- Born: 1927 Cleveland, Ohio
- Died: 14 November 2009 Austin, Texas
- Occupation: Optical engineer
- Employer: Perkin-Elmer Corporation
- Spouse: Carolyn

= John F. Gregory =

American optical engineer and popularizer of amateur telescope making

John F. Gregory (1927-November 14, 2009) was an American optical engineer and a popularizer of amateur telescope making. He is credited with the design of a version of the Maksutov telescope called the "Gregory-Maksutov telescope".

==Career==
John Gregory was born in Cleveland, Ohio, in 1927. He earned bachelor's and master's degrees in engineering from the Case Institute of Technology (now Case Western Reserve University). In the 1950s, he began his career at Perkin-Elmer Corporation in Norwalk, Connecticut. In the 1960s, he worked for Barnes Engineering Company in Stamford, Connecticut, where he designed and tested lenses used in the infrared and ultraviolet. In 1974, he became chief engineer for the University of Texas McDonald Observatory. In 1978, he left the observatory and opened Gregory Optics, an optical and telescope equipment consulting, design, and fabrication firm.

==The Gregory-Maksutov telescope==
In 1957, Gregory published an article in Sky & Telescope magazine entitled "A Cassegrainian-Maksutov Telescope Design for the Amateur".
In it, Gregory showed how to construct a version of the Maksutov catadioptric telescope, in which all optical surfaces are spherical, and has a small secondary aluminized spot on the inner surface of the corrector lens. Not only was Gregory's design simpler than the classical Maksutov design, but it also had the advantage of fixing the alignment of the secondary. This made the telescope more robust, eliminating the need for a secondary support that would otherwise cause diffraction spikes in the image. Most Maksutov telescopes manufactured today are of this type, which is now either called "Gregory-Maksutov" or a "Spot-Maksutov".

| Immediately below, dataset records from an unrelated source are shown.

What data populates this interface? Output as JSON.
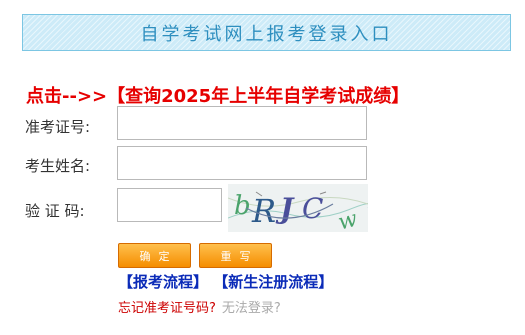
{
  "banner": {
    "title": "自学考试网上报考登录入口"
  },
  "query_link": {
    "prefix": "点击-->>",
    "text": "【查询2025年上半年自学考试成绩】"
  },
  "form": {
    "exam_id_label": "准考证号:",
    "exam_id_value": "",
    "name_label": "考生姓名:",
    "name_value": "",
    "captcha_label": "验 证 码:",
    "captcha_value": "",
    "captcha_text": "bRJCw"
  },
  "buttons": {
    "confirm": "确定",
    "reset": "重写"
  },
  "links": {
    "process": "【报考流程】",
    "register": "【新生注册流程】"
  },
  "help": {
    "forgot_id": "忘记准考证号码?",
    "cannot_login": "无法登录?"
  },
  "colors": {
    "accent": "#e60000",
    "link_blue": "#0b2bb8",
    "button_orange": "#f58d00",
    "banner_text": "#2e8fbf"
  }
}
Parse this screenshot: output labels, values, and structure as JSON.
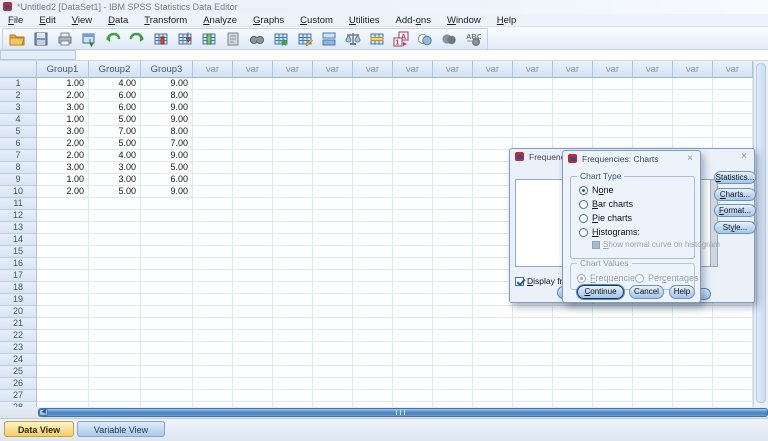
{
  "window": {
    "title": "*Untitled2 [DataSet1] - IBM SPSS Statistics Data Editor"
  },
  "menu": {
    "items": [
      {
        "label": "File",
        "u": 0
      },
      {
        "label": "Edit",
        "u": 0
      },
      {
        "label": "View",
        "u": 0
      },
      {
        "label": "Data",
        "u": 0
      },
      {
        "label": "Transform",
        "u": 0
      },
      {
        "label": "Analyze",
        "u": 0
      },
      {
        "label": "Graphs",
        "u": 0
      },
      {
        "label": "Custom",
        "u": 0
      },
      {
        "label": "Utilities",
        "u": 0
      },
      {
        "label": "Add-ons",
        "u": 4
      },
      {
        "label": "Window",
        "u": 0
      },
      {
        "label": "Help",
        "u": 0
      }
    ]
  },
  "toolbar": {
    "icons": [
      "open-file-icon",
      "save-file-icon",
      "print-icon",
      "recall-dialogs-icon",
      "undo-icon",
      "redo-icon",
      "goto-chart-icon",
      "goto-case-icon",
      "goto-variable-icon",
      "variables-info-icon",
      "find-icon",
      "insert-cases-icon",
      "insert-variable-icon",
      "split-file-icon",
      "weight-cases-icon",
      "select-cases-icon",
      "value-labels-icon",
      "use-variable-sets-icon",
      "show-all-variables-icon",
      "spell-check-icon"
    ]
  },
  "grid": {
    "columns": [
      "Group1",
      "Group2",
      "Group3"
    ],
    "var_header": "var",
    "var_columns": 14,
    "total_rows": 28,
    "rows": [
      [
        "1.00",
        "4.00",
        "9.00"
      ],
      [
        "2.00",
        "6.00",
        "8.00"
      ],
      [
        "3.00",
        "6.00",
        "9.00"
      ],
      [
        "1.00",
        "5.00",
        "9.00"
      ],
      [
        "3.00",
        "7.00",
        "8.00"
      ],
      [
        "2.00",
        "5.00",
        "7.00"
      ],
      [
        "2.00",
        "4.00",
        "9.00"
      ],
      [
        "3.00",
        "3.00",
        "5.00"
      ],
      [
        "1.00",
        "3.00",
        "6.00"
      ],
      [
        "2.00",
        "5.00",
        "9.00"
      ]
    ]
  },
  "tabs": {
    "data_view": "Data View",
    "variable_view": "Variable View"
  },
  "dialog_back": {
    "title": "Frequencies",
    "close": "×",
    "side_buttons": [
      {
        "label": "Statistics...",
        "u": 0
      },
      {
        "label": "Charts...",
        "u": 0
      },
      {
        "label": "Format...",
        "u": 0
      },
      {
        "label": "Style...",
        "u": 2
      }
    ],
    "display_checkbox": {
      "label": "Display freq",
      "u": 0,
      "checked": true
    }
  },
  "dialog_front": {
    "title": "Frequencies: Charts",
    "close": "×",
    "chart_type": {
      "label": "Chart Type",
      "options": [
        {
          "label": "None",
          "u": 1,
          "selected": true
        },
        {
          "label": "Bar charts",
          "u": 0,
          "selected": false
        },
        {
          "label": "Pie charts",
          "u": 0,
          "selected": false
        },
        {
          "label": "Histograms:",
          "u": 0,
          "selected": false
        }
      ],
      "sub_checkbox": {
        "label": "Show normal curve on histogram",
        "u": 0,
        "checked": false,
        "disabled": true
      }
    },
    "chart_values": {
      "label": "Chart Values",
      "disabled": true,
      "options": [
        {
          "label": "Frequencies",
          "u": 0,
          "selected": true
        },
        {
          "label": "Percentages",
          "u": 3,
          "selected": false
        }
      ]
    },
    "buttons": [
      {
        "label": "Continue",
        "u": 0,
        "default": true
      },
      {
        "label": "Cancel",
        "u": -1,
        "default": false
      },
      {
        "label": "Help",
        "u": -1,
        "default": false
      }
    ]
  },
  "colors": {
    "header_blue": "#d3e1f2",
    "grid_line": "#dde8f4",
    "dialog_bg": "#edf3fa",
    "button_blue": "#a6c7ea",
    "active_tab_yellow": "#f6cd60",
    "scrollbar_blue": "#4a83bd",
    "radio_selected": "#1f5bb5",
    "app_icon_red": "#c22a35"
  }
}
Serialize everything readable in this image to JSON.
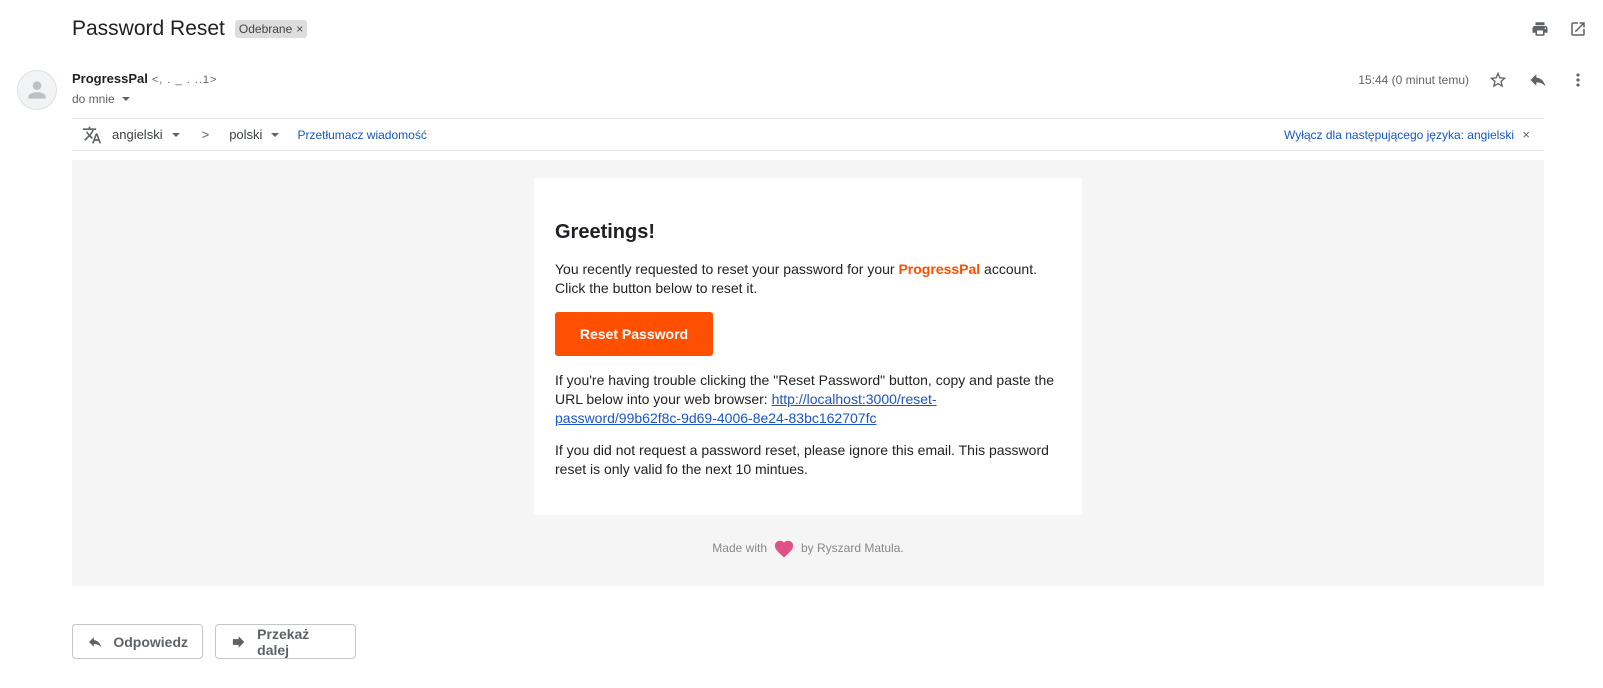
{
  "header": {
    "subject": "Password Reset",
    "label_chip": "Odebrane",
    "label_remove": "×"
  },
  "sender": {
    "name": "ProgressPal",
    "email_masked": "<,                 .  _      .    ..1>",
    "to_label": "do mnie"
  },
  "meta": {
    "time": "15:44 (0 minut temu)"
  },
  "translate": {
    "source_lang": "angielski",
    "separator": ">",
    "target_lang": "polski",
    "translate_link": "Przetłumacz wiadomość",
    "disable_link": "Wyłącz dla następującego języka: angielski",
    "close": "×"
  },
  "email": {
    "greeting": "Greetings!",
    "p1_before": "You recently requested to reset your password for your ",
    "brand": "ProgressPal",
    "p1_after": " account. Click the button below to reset it.",
    "button_label": "Reset Password",
    "p2_before": "If you're having trouble clicking the \"Reset Password\" button, copy and paste the URL below into your web browser: ",
    "reset_url": "http://localhost:3000/reset-password/99b62f8c-9d69-4006-8e24-83bc162707fc",
    "p3": "If you did not request a password reset, please ignore this email. This password reset is only valid fo the next 10 mintues.",
    "footer_before": "Made with",
    "footer_after": "by Ryszard Matula."
  },
  "actions": {
    "reply": "Odpowiedz",
    "forward": "Przekaż dalej"
  },
  "colors": {
    "brand": "#ff4f00",
    "link": "#1a56c6",
    "heart": "#e0508a"
  },
  "icons": [
    "print-icon",
    "open-in-new-window-icon",
    "star-icon",
    "reply-icon",
    "more-vert-icon",
    "translate-icon",
    "person-icon",
    "heart-icon",
    "forward-icon"
  ]
}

Gregory's article included detailed optical specifications as well as shop techniques and testing algorithms. Many more articles were published by Gregory and others on his design in the "Gleanings for ATMs" column in Sky & Telescope, culminating in the 39-page pamphlet Gleanings Bulletin C.

Gregory went on to design a 22-inch f/3.7 Maksutov telescope for the Stamford Museum and Nature Center in Connecticut; this telescope is still the largest Maksutov in the U.S. In 1980, he donated an 8.2-inch f/16 Maksutov-Cassegrain that he had constructed to his alma mater, Case Western Reserve; he named it the "Nassau Memorial Telescope" after his former teacher there, astronomer J. J. Nassau.

At the 2006 Riverside Telescope Makers Conference, Gregory delivered the Robert Fulton Goff Invitational Lecture on Optics and Optical Design, entitled "My 60 Years of Astro-Optics".

==Personal life==
John Gregory had two sons, Rick and Randy, with his first wife Barbara. He lost his second wife, Marion, to brain cancer, and was married in 1998 to Carolyn. He was an accomplished pianist, jewelry maker, and a pilot. He was a frequent attendee at meetings of amateur astronomers, including Stellafane and the Riverside Telescope Makers Conference. He was also active in politics, serving in several political action groups that lobbied for tort reform.

==Death==
John Gregory died on November 14, 2009, following an automobile accident. The car his wife Carolyn was driving in Lakeway, Texas, was struck by a pickup truck around 8:20 am. He and Carolyn were flown to University Medical Center Brackenridge in Austin. John died later that day from injuries sustained in the accident, while Carolyn was critically injured and survived for three months before succumbing to her injuries. The alleged driver of the pickup truck was charged with criminally negligent homicide.